When the organisation is developing medicines, scientists do experiments. So you have thousands of scientists doing experiment on specific compounds and things as they try to determine if it is a success or not. But at GSK, they were all doing these experiments based on individual programmes. “But there is value putting all those experiments together,” said Ramsey.

“Before they start an experiment, they can analyse all the similar experiments already done and get insight from them. The worst case scenario is somebody doing an experiment that has already been done,” he said.

The organisation also does lots of clinical trials. These are done with certain focused results they are trying to achieve. It will either achieve it or not. “But if you don’t put all the clinical trials together, you lose the value of that aggregated knowledge.”

Bringing information together

The organisation made the decision to use Hadoop as the foundation to give it the ability to bring all information from different operational sources together in the right format so they can start curating and rationalising it. Hadoop is an open source software for being able to store both structured and unstructured data.

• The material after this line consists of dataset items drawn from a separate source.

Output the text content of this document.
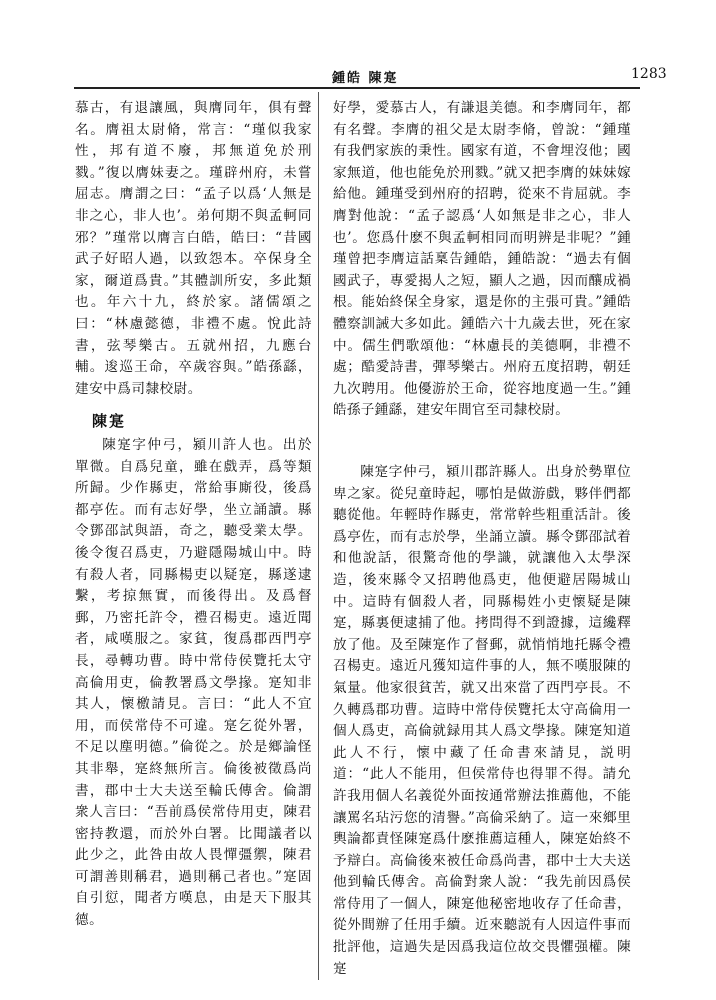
鍾皓 陳寔	1283

慕古，有退讓風，與膺同年，俱有聲名。膺祖太尉脩，常言：“瑾似我家性，邦有道不廢，邦無道免於刑戮。”復以膺妹妻之。瑾辟州府，未嘗屈志。膺謂之曰：“孟子以爲‘人無是非之心，非人也’。弟何期不與孟軻同邪？”瑾常以膺言白皓，皓曰：“昔國武子好昭人過，以致怨本。卒保身全家，爾道爲貴。”其體訓所安，多此類也。年六十九，終於家。諸儒頌之曰：“林慮懿德，非禮不處。悅此詩書，弦琴樂古。五就州招，九應台輔。逡巡王命，卒歲容與。”皓孫繇，建安中爲司隸校尉。

陳寔

陳寔字仲弓，潁川許人也。出於單微。自爲兒童，雖在戲弄，爲等類所歸。少作縣吏，常給事廝役，後爲都亭佐。而有志好學，坐立誦讀。縣令鄧邵試與語，奇之，聽受業太學。後令復召爲吏，乃避隱陽城山中。時有殺人者，同縣楊吏以疑寔，縣遂逮繫，考掠無實，而後得出。及爲督郵，乃密托許令，禮召楊吏。遠近聞者，咸嘆服之。家貧，復爲郡西門亭長，尋轉功曹。時中常侍侯覽托太守高倫用吏，倫教署爲文學掾。寔知非其人，懷檄請見。言曰：“此人不宜用，而侯常侍不可違。寔乞從外署，不足以塵明德。”倫從之。於是鄉論怪其非舉，寔終無所言。倫後被徵爲尚書，郡中士大夫送至輪氏傳舍。倫謂衆人言曰：“吾前爲侯常侍用吏，陳君密持教還，而於外白署。比聞議者以此少之，此咎由故人畏憚彊禦，陳君可謂善則稱君，過則稱己者也。”寔固自引愆，聞者方嘆息，由是天下服其德。

好學，愛慕古人，有謙退美德。和李膺同年，都有名聲。李膺的祖父是太尉李脩，曾說：“鍾瑾有我們家族的秉性。國家有道，不會埋沒他；國家無道，他也能免於刑戮。”就又把李膺的妹妹嫁給他。鍾瑾受到州府的招聘，從來不肯屈就。李膺對他說：“孟子認爲‘人如無是非之心，非人也’。您爲什麽不與孟軻相同而明辨是非呢？”鍾瑾曾把李膺這話稟告鍾皓，鍾皓說：“過去有個國武子，專愛揭人之短，顯人之過，因而釀成禍根。能始終保全身家，還是你的主張可貴。”鍾皓體察訓誡大多如此。鍾皓六十九歲去世，死在家中。儒生們歌頌他：“林慮長的美德啊，非禮不處；酷愛詩書，彈琴樂古。州府五度招聘，朝廷九次聘用。他優游於王命，從容地度過一生。”鍾皓孫子鍾繇，建安年間官至司隸校尉。

陳寔字仲弓，潁川郡許縣人。出身於勢單位卑之家。從兒童時起，哪怕是做游戲，夥伴們都聽從他。年輕時作縣吏，常常幹些粗重活計。後爲亭佐，而有志於學，坐誦立讀。縣令鄧邵試着和他說話，很驚奇他的學識，就讓他入太學深造，後來縣令又招聘他爲吏，他便避居陽城山中。這時有個殺人者，同縣楊姓小吏懷疑是陳寔，縣裏便逮捕了他。拷問得不到證據，這纔釋放了他。及至陳寔作了督郵，就悄悄地托縣令禮召楊吏。遠近凡獲知這件事的人，無不嘆服陳的氣量。他家很貧苦，就又出來當了西門亭長。不久轉爲郡功曹。這時中常侍侯覽托太守高倫用一個人爲吏，高倫就録用其人爲文學掾。陳寔知道此人不行，懷中藏了任命書來請見，説明道：“此人不能用，但侯常侍也得罪不得。請允許我用個人名義從外面按通常辦法推薦他，不能讓罵名玷污您的清譽。”高倫采納了。這一來鄉里輿論都責怪陳寔爲什麽推薦這種人，陳寔始終不予辯白。高倫後來被任命爲尚書，郡中士大夫送他到輪氏傳舍。高倫對衆人說：“我先前因爲侯常侍用了一個人，陳寔他秘密地收存了任命書，從外間辦了任用手續。近來聽説有人因這件事而批評他，這過失是因爲我這位故交畏懼强權。陳寔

The company had to start from scratch. “We put in place a new platform because the technology had not been used at GSK before,” said Ramsey.

GSK then integrated a number of other technologies to bring the data into the platform and rationalise it.

He said the project will never really end because the data team are constantly refining things and finding new use cases. Most of the work was completed in-house, at its global hubs, with none of the traditional system integrator relationships used, but it does work with a number of smaller specialists in areas like data science and analytics.

To this end, GSK has built an ecosystem of about a dozen smaller software suppliers to support the platform. This includes California-based startup Waterline Data, for example, which provides metadata repository technology. This ensures that once the data is in the platform, we can search it and see where information exists and who has used it in the past.

GSK is also looking at using artificial intelligence in the development of new medicines using supercomputing technology.